Le totalità, in particolare, sono sempre un parto dell’immaginazione. Le nazioni, le società, le ideologie, i sistemi chiusi….niente di tutto questo esiste veramente. La realtà è sempre più caotica, anche se la fiducia in concetti come questi fornisce un’innegabile forza sociale. Da un lato l’abitudine a pensare che definisce il mondo o la società come un sistema totalizzante (in cui ogni elemento acquista il proprio senso solo in relazione agli altri) conduce quasi inevitabilmente a un’immagine della rivoluzione come un cataclisma devastante. Senza una rottura del genere, come potrebbe infatti un sistema totalizzante essere sostituito da un sistema completamente differente? La storia umana si trasforma quindi in una serie di rivoluzioni: la rivoluzione neolitica, la rivoluzione industriale, la rivoluzione informatica, ecc., e il sogno politico diventa controllare in qualche modo questo processo: raggiungere il punto in cui noi stessi riusciamo a produrre una rottura, un balzo in avanti che non si limita semplicemente ad accadere, ma viene prodotto come risultato diretto di una qualche volontà collettiva. “La rivoluzione” propriamente detta.

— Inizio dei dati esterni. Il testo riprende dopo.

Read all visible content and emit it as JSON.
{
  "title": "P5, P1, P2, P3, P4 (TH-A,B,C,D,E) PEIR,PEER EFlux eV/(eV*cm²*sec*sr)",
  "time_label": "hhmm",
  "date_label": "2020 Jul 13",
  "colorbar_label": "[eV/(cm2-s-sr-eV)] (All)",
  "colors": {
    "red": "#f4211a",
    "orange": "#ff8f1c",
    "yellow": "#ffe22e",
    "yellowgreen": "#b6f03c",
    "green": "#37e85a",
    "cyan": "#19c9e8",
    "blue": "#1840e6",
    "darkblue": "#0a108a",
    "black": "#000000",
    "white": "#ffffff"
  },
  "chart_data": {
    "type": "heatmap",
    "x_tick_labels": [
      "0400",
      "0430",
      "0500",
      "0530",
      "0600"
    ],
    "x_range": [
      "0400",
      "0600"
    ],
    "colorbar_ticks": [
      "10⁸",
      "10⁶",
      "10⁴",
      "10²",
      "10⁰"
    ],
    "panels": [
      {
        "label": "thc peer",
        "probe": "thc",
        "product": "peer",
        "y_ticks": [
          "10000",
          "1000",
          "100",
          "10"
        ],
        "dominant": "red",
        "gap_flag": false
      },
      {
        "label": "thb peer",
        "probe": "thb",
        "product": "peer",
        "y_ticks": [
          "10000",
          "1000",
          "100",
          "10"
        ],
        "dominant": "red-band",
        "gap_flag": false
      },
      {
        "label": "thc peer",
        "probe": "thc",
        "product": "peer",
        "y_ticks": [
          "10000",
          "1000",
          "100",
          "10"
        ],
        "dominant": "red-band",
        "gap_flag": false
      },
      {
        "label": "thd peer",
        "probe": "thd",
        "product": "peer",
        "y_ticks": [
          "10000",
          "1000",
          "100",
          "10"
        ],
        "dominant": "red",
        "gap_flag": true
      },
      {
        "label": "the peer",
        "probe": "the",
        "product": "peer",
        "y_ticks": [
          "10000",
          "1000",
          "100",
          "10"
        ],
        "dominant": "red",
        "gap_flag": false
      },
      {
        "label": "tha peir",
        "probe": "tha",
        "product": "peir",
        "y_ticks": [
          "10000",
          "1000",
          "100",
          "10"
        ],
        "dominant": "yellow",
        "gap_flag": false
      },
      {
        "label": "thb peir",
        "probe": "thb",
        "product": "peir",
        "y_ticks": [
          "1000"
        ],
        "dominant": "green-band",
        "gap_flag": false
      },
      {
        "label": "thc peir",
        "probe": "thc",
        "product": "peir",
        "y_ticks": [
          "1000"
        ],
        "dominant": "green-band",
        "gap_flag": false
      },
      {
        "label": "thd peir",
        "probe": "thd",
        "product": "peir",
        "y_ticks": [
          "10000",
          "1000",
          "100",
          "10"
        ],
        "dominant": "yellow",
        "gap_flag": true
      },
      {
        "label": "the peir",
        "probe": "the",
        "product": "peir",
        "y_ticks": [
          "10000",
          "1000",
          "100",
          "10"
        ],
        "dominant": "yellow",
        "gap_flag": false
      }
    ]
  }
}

Allora non desta meraviglia che nel momento in cui i pensatori radicali hanno dovuto abbandonare questo sogno, la loro prima reazione è stata quella di raddoppiare i loro sforzi per vedere rivoluzioni ovunque, al punto che agli occhi di Paul Virilio la rottura è lo stato permanente del nostro essere, mentre per Jean Baudrillard il mondo cambia completamente ogni due anni, ogni volta che lui ha un’idea nuova.

Con questo non voglio rifiutare drasticamente queste totalità immaginarie, anche ammettendo l’ipotesi, alquanto improbabile, che sia possibile rifiutarle completamente, considerato che sono probabilmente uno strumento necessario del pensiero umano. Voglio soltanto che sia chiaro che non sono nient’altro che strumenti del pensiero. Ad esempio, non è male porsi domande come le seguenti: “Dopo la rivoluzione, come organizzeremo i trasporti di massa”?, “Chi finanzierà la ricerca scientifica”?, “Esisteranno ancora le riviste di moda”?. È un utile esercizio mentale, anche se dobbiamo riconoscere che in realtà – a meno che non si vogliano massacrare migliaia di persone, e forse anche in quel caso – la rivoluzione quasi certamente non sarà una rottura così semplice come possono far pensare domande del genere.

Cosa sarà allora la rivoluzione? Ho già proposto alcune idee. Una rivoluzione di dimensioni mondiali avrà bisogno di molto tempo. Ma forse è già in corso. La maniera migliore per rendersene conto è smettere di pensare alla rivoluzione come a una cosa – “la” rivoluzione, il grande cataclisma, il punto di rottura – e chiedersi invece: “Che cos’è un’azione rivoluzionaria”? Ecco la nostra risposta: un’azione rivoluzionaria è qualsiasi azione collettiva che affronti e respinga una qualche forma di dominio e di potere, e che nel frattempo, alla luce di questo processo, ricostruisca nuove relazioni sociali, anche all’interno della collettività. L’azione rivoluzionaria non si propone necessariamente di rovesciare i governi. Ad esempio, sarebbe un atto di per sé rivoluzionario il tentativo di creare delle comunità autonome nei confronti del potere (con le parole di Castoriadis, comunità che si autoistituiscono, decidendo collettivamente le proprie regole e i propri princìpi operativi e riesaminandoli costantemente). E la storia ci insegna che la continua accumulazione di atti di questo tipo può cambiare (quasi) qualsiasi situazione.

Non sono certo il primo a sostenere un ragionamento del genere, idee come queste sorgono quasi spontaneamente allorchè uno smette di ragionare in termini di Stato e di conquista del potere. Quello che mi interessa sottolineare è cosa significhi tutto questo rispetto al modo in cui pensiamo la storia”.